2 Koreas, US-led UN Command meet again at Koreas' border

Military officers from the two Koreas and the U.S.-led U.N. Command met again at the Koreas' border village Monday to examine an ongoing effort to disarm the area.

Demilitarizing the Panmunjom village inside the Koreas' heavily fortified border was among many agreements the Koreas struck in September to lower military tensions between the rivals.

Under the deals, troops from the Koreas began clearing mines from Panmunjom earlier this month before withdrawing weapons and guard posts there. They eventually plan to have 35 unarmed personnel from each side guard the village.
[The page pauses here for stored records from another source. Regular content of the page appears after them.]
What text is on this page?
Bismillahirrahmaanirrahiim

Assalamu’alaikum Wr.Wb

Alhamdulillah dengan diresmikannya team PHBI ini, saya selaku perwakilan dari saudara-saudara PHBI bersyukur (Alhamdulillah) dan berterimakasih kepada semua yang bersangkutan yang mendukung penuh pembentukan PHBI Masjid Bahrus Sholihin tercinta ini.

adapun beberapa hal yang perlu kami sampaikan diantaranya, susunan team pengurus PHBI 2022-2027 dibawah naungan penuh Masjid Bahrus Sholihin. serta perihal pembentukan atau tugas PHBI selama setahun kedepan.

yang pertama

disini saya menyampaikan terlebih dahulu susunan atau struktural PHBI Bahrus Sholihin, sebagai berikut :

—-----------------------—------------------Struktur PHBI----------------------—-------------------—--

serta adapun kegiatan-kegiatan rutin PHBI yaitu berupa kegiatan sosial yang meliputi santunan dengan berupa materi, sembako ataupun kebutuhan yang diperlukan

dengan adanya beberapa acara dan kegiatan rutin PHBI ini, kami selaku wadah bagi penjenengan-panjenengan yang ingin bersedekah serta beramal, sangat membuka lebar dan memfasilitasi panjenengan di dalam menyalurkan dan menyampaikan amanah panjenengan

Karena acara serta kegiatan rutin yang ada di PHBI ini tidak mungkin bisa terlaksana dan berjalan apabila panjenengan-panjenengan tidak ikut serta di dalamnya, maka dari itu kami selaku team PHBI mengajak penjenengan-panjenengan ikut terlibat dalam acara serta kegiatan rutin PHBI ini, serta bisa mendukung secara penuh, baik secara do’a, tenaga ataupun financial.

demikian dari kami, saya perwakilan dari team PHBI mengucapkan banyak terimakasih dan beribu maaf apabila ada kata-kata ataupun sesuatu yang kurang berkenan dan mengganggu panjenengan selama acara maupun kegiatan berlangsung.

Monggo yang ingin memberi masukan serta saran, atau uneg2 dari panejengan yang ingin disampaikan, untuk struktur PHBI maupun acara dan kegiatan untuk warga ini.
Monday's trilateral talks are the second in kind in about a week. Officially, the village is jointly overseen by North Korea and the U.N. Command, a legacy of the 1950-53 Korean War that ended with an armistice, not a peace treaty.

The talks are to review the demining work and discussing future steps in the area, South Korea's Defense Ministry said in a statement.

As part of the September agreements, the two Koreas are removing mines from another frontline area where they plan their first-ever joint searches for the remains of soldiers killed during the Korean War. The Koreas also plan to establish buffer zones along their land and sea boundaries, and a no-fly zone above the border.

General-level officers from the Koreas are to meet at Panmunjom on Friday to discuss more details about how to implement the tension-reduction deals, according to the South Korean Defense Ministry.

Also Monday, officials from the Koreas separately met at their recently launched liaison office at the North Korean border town of Kaesong for talks on how to cooperate in forestry sectors.

Seoul's liberal government is pushing for greater engagement with North Korea, but U.S. officials say such moves should be in tandem with global efforts to denuclearize North Korea.